Introduction to Astrophysics II, 29:120
Winter, 2006-2007
Second Homework Set...January 26, 2007. Due February 1, 2007

Show calculations and give reasons for your answers. Don't go around confused and despondent; if you do not know how to get started, ask me for help. The purpose of problem sets is to promote thinking and lead to understanding, not produce a confiteor of revealed truth.

(1) Problem 10.16 from textbook

(2) Assume that the pressure everywhere in a star is given by

$$p=K\rho^{\gamma}$$ (1)

where $\rho$ is the density. Show that the equations of stellar structure yield a non-coupled differential equation for $\rho(r)$, where $r$ is the radial coordinate. By ``non-coupled'', I mean an equation for $\rho$ alone as a function of $r$. Derive that equation. You are not required to solve it. Hint: In this case, you don't need all of the equations of stellar structure to answer this problem.
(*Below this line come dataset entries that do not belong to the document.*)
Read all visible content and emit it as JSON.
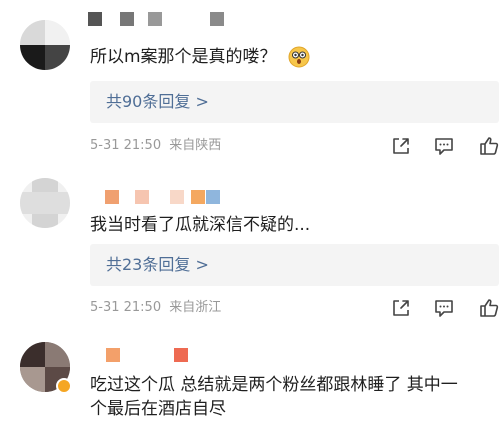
{
  "comments": [
    {
      "text": "所以m案那个是真的喽？",
      "emoji": "astonished-emoji",
      "replies": "共90条回复 >",
      "time": "5-31 21:50",
      "location": "来自陕西"
    },
    {
      "text": "我当时看了瓜就深信不疑的...",
      "replies": "共23条回复 >",
      "time": "5-31 21:50",
      "location": "来自浙江"
    },
    {
      "text_line1": "吃过这个瓜 总结就是两个粉丝都跟林睡了 其中一",
      "text_line2": "个最后在酒店自尽",
      "badge": "vip-badge"
    }
  ],
  "icons": {
    "share": "share-icon",
    "comment": "comment-icon",
    "like": "thumbs-up-icon"
  },
  "colors": {
    "reply_link": "#4f6e96",
    "meta": "#999999",
    "reply_bg": "#f4f4f4",
    "badge": "#f5a623"
  }
}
For the following problems, consult Appendix I, p A-54, which gives a stellar model for a $1 M_{\odot}$ star. Use finite differences to approximate the derivatives which appear in the equations of stellar structure.

(3) Use the luminosity equation (from the equations of stellar structure), plus information in the table, to obtain the energy generation rate $\epsilon$ at a radial distance $r=4.90 \times 10^9$ cm.

(4) Using equations in the textbook (and discussed in lecture), calculate $\epsilon_{pp}$ (the energy generation rate due to the proton-proton cycle) at $r=4.90 \times 10^9$. Compare it with your answer from # 3.

(5) Show that hydrostatic equilibrium is satisfied by the model at $r=9.17 \times 10^9$ cm, by calculating both sides of the equation of stellar structure that describes hydrostatic equilibrium, and showing that they are equal.

(6) At $r=9.17 \times 10^9$ cm, is the star radiative or convective? Show your work.

(7) Calculate $\frac{d \rho}{dr}$ at $r=1.06 \times 10^{10}$ cm. Use this number to calculate the radius of the star, if the density continued to decrease linearly with $r$. Compare this number with the true radius of a $1 M_{\odot}$ star.

(8) Use the data from the table to calculate $\frac{d^2 \rho}{dr^2}$ at $r=1.06 \times 10^{10}$ cm. Use this number, plus $\frac{d \rho}{dr}$ from problem #7, to get a 2nd estimate for the radius of the star. Discuss the degree of improvement (or detriment) that occurs.